A responsabilidade civil (extracontratual) das concessionárias de serviços públicos pelos danos causados por comportamentos comissivos de seus agentes na prestação do serviço concedido
- A)é solidária em relação à responsabilidade objetiva primária do Poder Concedente, dependendo, adicionalmente, da comprovação de falha na prestação do serviço.
Errada, porque não depende da comprovação de falha na prestação do serviço e ainda exagera ao falar em solidariedade como regra entre concessionária e Poder Concedente.
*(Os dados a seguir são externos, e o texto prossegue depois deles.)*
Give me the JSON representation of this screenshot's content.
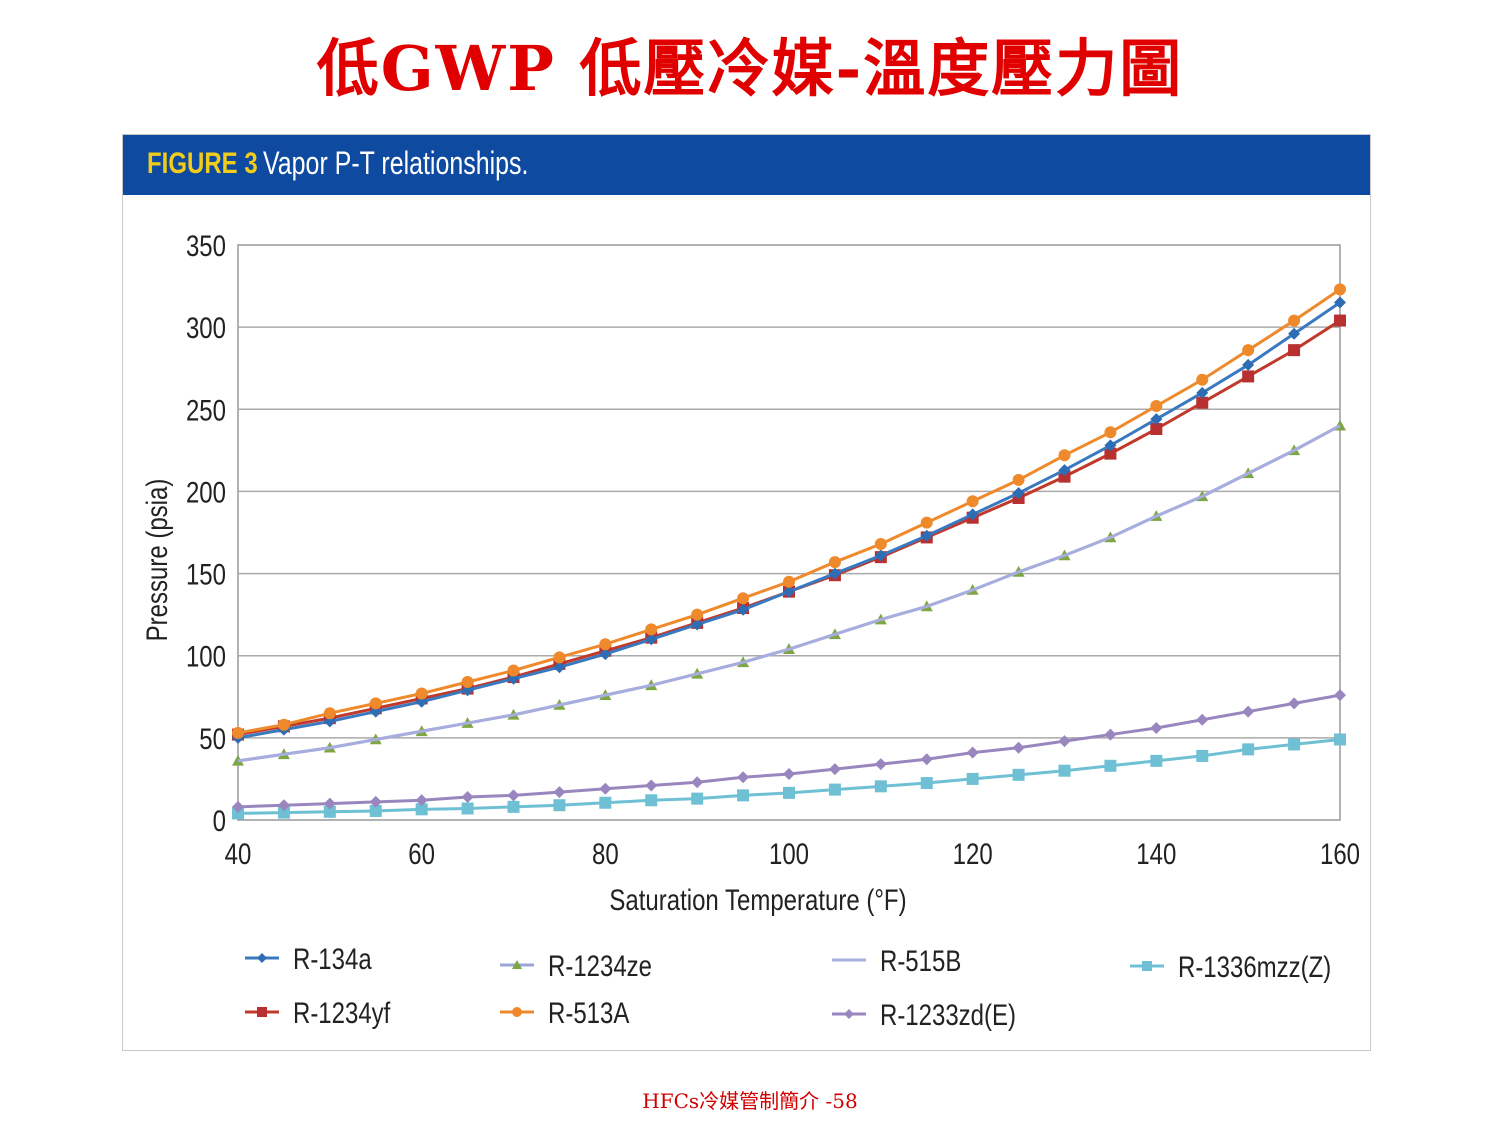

- B)é de natureza objetiva, prescindindo da comprovação de dolo ou culpa, recaindo sobre o Poder Concedente responsabilidade em caráter subsidiário caso verificada insuficiência do patrimônio da concessionária.
Certa, pois a concessionária responde objetivamente pelos danos causados por seus agentes na prestação do serviço, e o Estado pode responder subsidiariamente em situações como insuficiência patrimonial da delegatária.
- C)é de natureza subjetiva, pressupondo comprovação de dolo ou culpa do concessionário privado, não sendo suficiente a mera constatação do nexo de causalidade entre o dano e a prestação do serviço.
Errada, porque a responsabilidade da concessionária de serviço público, nesses casos, não é subjetiva: não se exige prova de dolo ou culpa.
- D)enseja a obrigação de ressarcir o particular lesado apenas por atos dolosos ou praticados com culpa grave por seus agentes, recaindo sobre a Administração a responsabilidade solidária decorrente da falha de fiscalização.
Errada, porque não se limita a dolo ou culpa grave e também não se presume, como regra, responsabilidade solidária da Administração por mera falha de fiscalização.
- E)rege-se pela regra geral do Direito Civil, sendo a responsabilidade extracontratual objetiva aplicável apenas às pessoas jurídicas de direito público e às empresas estatais delegatárias de serviços públicos.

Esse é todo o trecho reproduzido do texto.